The most common hardships of production concerned transportation. Barbara Lago, cinematographer for the Western Father/Son, was faced with getting her heavy camera and lighting equipment to the heights of Griffith Park.
“I basically had to hike two miles uphill with c-stands [rigging equipment], a tripod and more,” Lago said. “Because you can’t bring a car beyond the limits of a state park, we had no other choice.”
Director Jonathan Brebner (’11) traveled as far as the San Gabriel Mountains to capture locations for his film.
Others had to substitute familiar locales for settings, such as Cassie Brooksbank (’11), who was forced to substitute Bovard Auditorium for a pulsing rock venue in Sold Out! When Alexander Gao (’11) admitted to shooting his existential action picture around 23rd Street without a car the audience gasped.
Equally painstaking was the creation of sound, all of which was — in compliance with the terms of the assignment — recorded in the editing labs, from spoken dialogue, to the flutter of cards in Paige Cohen’s lusty poker thriller, Hold Em’. Such sounds are created by a process called Foley design, in which artists devise a way to physically create their desired audio using objects, and record it with a microphone.
While the unsavory aspects of 310 production have a habit of overshadowing matters, some students noted the surprising ease of other procedures, such as securing interesting shooting locations.
“CBS gave us great help,” said Phillips Shum (’10), who went through the company to secure permits for shooting his film. “They set us up with everything, including the metro.”
Across the board in content, the screened films were a testament to the ingenuity and adventurousness of their makers. Brebner’s Unbound featured a young man whose exception from the laws of physics influences his love life in unpredictable ways. Homeland, directed by Apo Welatparez (’11), illustrated painful chapters in the history of Kurdistan through narration, an intense chess match and flashbacks to different invasions. Shum’s Last Stop examined emotional isolation in the big city through the story of a pickpocket, entranced by a beautiful target.

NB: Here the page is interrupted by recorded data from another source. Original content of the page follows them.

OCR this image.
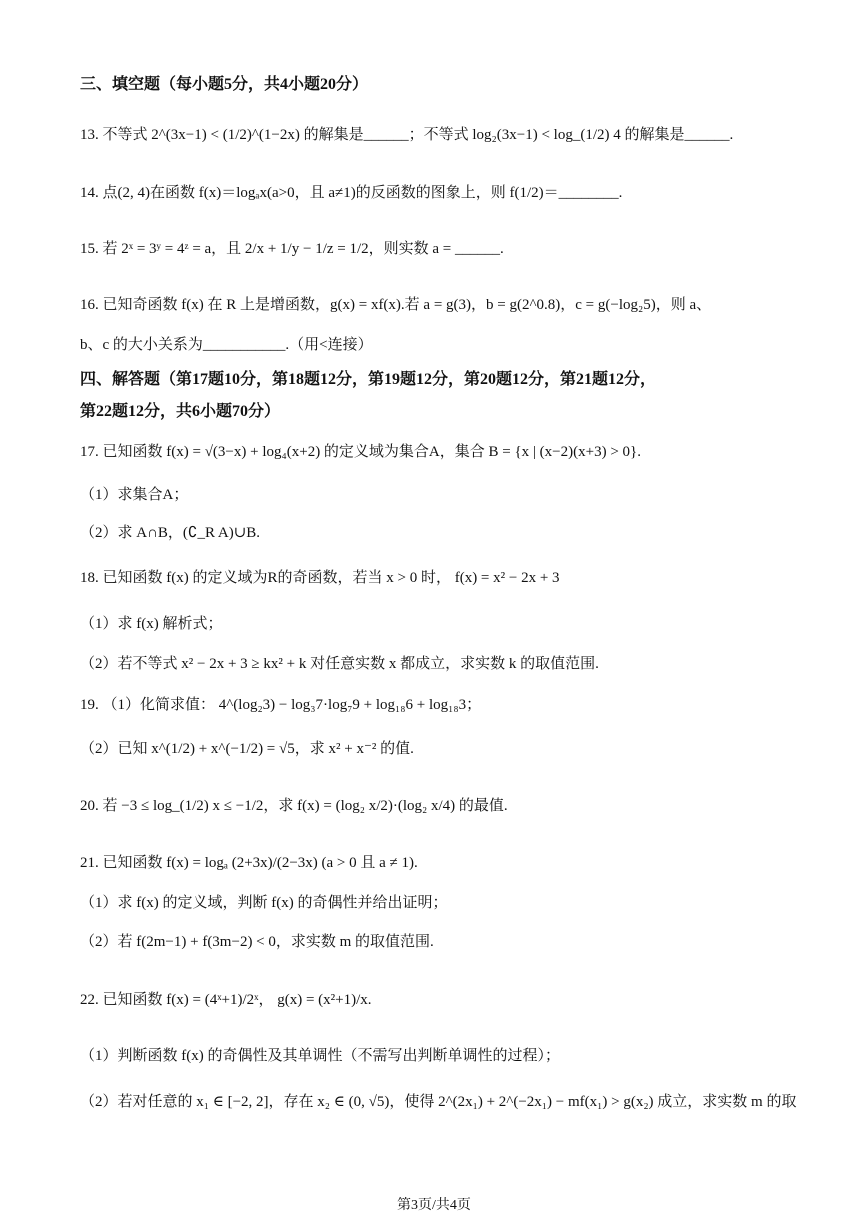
三、填空题（每小题5分，共4小题20分）
13. 不等式 2^(3x−1) < (1/2)^(1−2x) 的解集是______；不等式 log₂(3x−1) < log_(1/2) 4 的解集是______.
14. 点(2, 4)在函数 f(x)＝logₐx(a>0，且 a≠1)的反函数的图象上，则 f(1/2)＝________.
15. 若 2ˣ = 3ʸ = 4ᶻ = a，且 2/x + 1/y − 1/z = 1/2，则实数 a = ______.
16. 已知奇函数 f(x) 在 R 上是增函数，g(x) = xf(x).若 a = g(3)，b = g(2^0.8)，c = g(−log₂5)，则 a、
b、c 的大小关系为___________.（用<连接）
四、解答题（第17题10分，第18题12分，第19题12分，第20题12分，第21题12分，
第22题12分，共6小题70分）
17. 已知函数 f(x) = √(3−x) + log₄(x+2) 的定义域为集合A，集合 B = {x | (x−2)(x+3) > 0}.
（1）求集合A；
（2）求 A∩B，(∁_R A)∪B.
18. 已知函数 f(x) 的定义域为R的奇函数，若当 x > 0 时， f(x) = x² − 2x + 3
（1）求 f(x) 解析式；
（2）若不等式 x² − 2x + 3 ≥ kx² + k 对任意实数 x 都成立，求实数 k 的取值范围.
19. （1）化简求值： 4^(log₂3) − log₃7·log₇9 + log₁₈6 + log₁₈3；
（2）已知 x^(1/2) + x^(−1/2) = √5，求 x² + x⁻² 的值.
20. 若 −3 ≤ log_(1/2) x ≤ −1/2，求 f(x) = (log₂ x/2)·(log₂ x/4) 的最值.
21. 已知函数 f(x) = logₐ (2+3x)/(2−3x) (a > 0 且 a ≠ 1).
（1）求 f(x) 的定义域，判断 f(x) 的奇偶性并给出证明；
（2）若 f(2m−1) + f(3m−2) < 0，求实数 m 的取值范围.
22. 已知函数 f(x) = (4ˣ+1)/2ˣ， g(x) = (x²+1)/x.
（1）判断函数 f(x) 的奇偶性及其单调性（不需写出判断单调性的过程）；
（2）若对任意的 x₁ ∈ [−2, 2]，存在 x₂ ∈ (0, √5)，使得 2^(2x₁) + 2^(−2x₁) − mf(x₁) > g(x₂) 成立，求实数 m 的取
第3页/共4页
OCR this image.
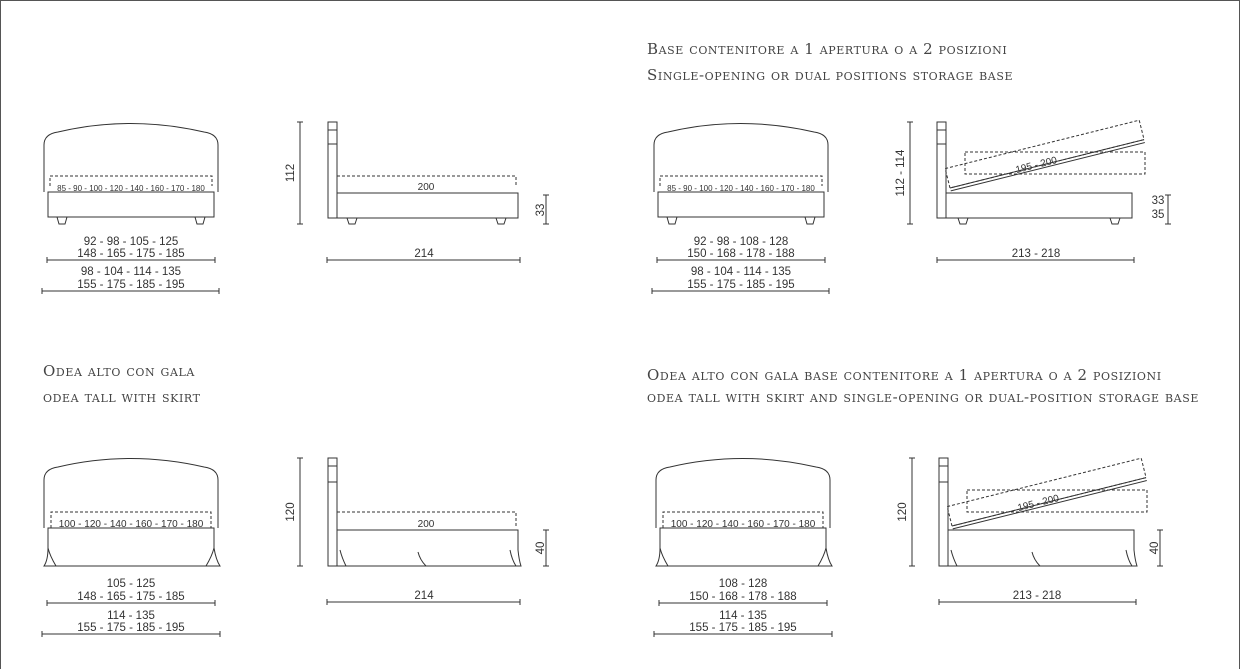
Base contenitore a 1 apertura o a 2 posizioni
Single-opening or dual positions storage base
Odea alto con gala
odea tall with skirt
Odea alto con gala base contenitore a 1 apertura o a 2 posizioni
odea tall with skirt and single-opening or dual-position storage base
85 - 90 - 100 - 120 - 140 - 160 - 170 - 180
92 - 98 - 105 - 125
148 - 165 - 175 - 185
98 - 104 - 114 - 135
155 - 175 - 185 - 195
112
200
33
214
85 - 90 - 100 - 120 - 140 - 160 - 170 - 180
92 - 98 - 108 - 128
150 - 168 - 178 - 188
98 - 104 - 114 - 135
155 - 175 - 185 - 195
112 - 114	195 - 200
33
35
213 - 218
100 - 120 - 140 - 160 - 170 - 180
105 - 125
148 - 165 - 175 - 185
114 - 135
155 - 175 - 185 - 195
120
200
40
214
100 - 120 - 140 - 160 - 170 - 180
108 - 128
150 - 168 - 178 - 188
114 - 135
155 - 175 - 185 - 195
120	195 - 200
40
213 - 218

Comedy was also well represented. Woods’ Jack’s Big Move featured an icy barista and her hot chocolate-guzzling, Milton-esque admirer, doomed from the first tube sock shot. Gao’s bittersweet An Internal Affair featured John Woo-inspired action sequences imagined by a video store clerk, discontent with constant demotion and timidity. Finally, junior Edwin Eversole’s A Misteak offered the thoughtful notion that stuffing a raw steak down one’s pants may not be advisable before a date.
In the Norris courtyard, the crowd convened for refreshment and good cheer, before retiring off to respective residences for the necessary wrap parties.
Still, while the filmmakers deserved their champagne interlude, it won’t be long before their cars are once again stuffed with equipment and their backs aching from long days on their feet. Such is the marathon lifestyle of a production student. But most of the students wouldn’t have it any other way.
“No matter how stressful it gets, my homework, ultimately, is to make a movie,” Lago said. “How cool is that?”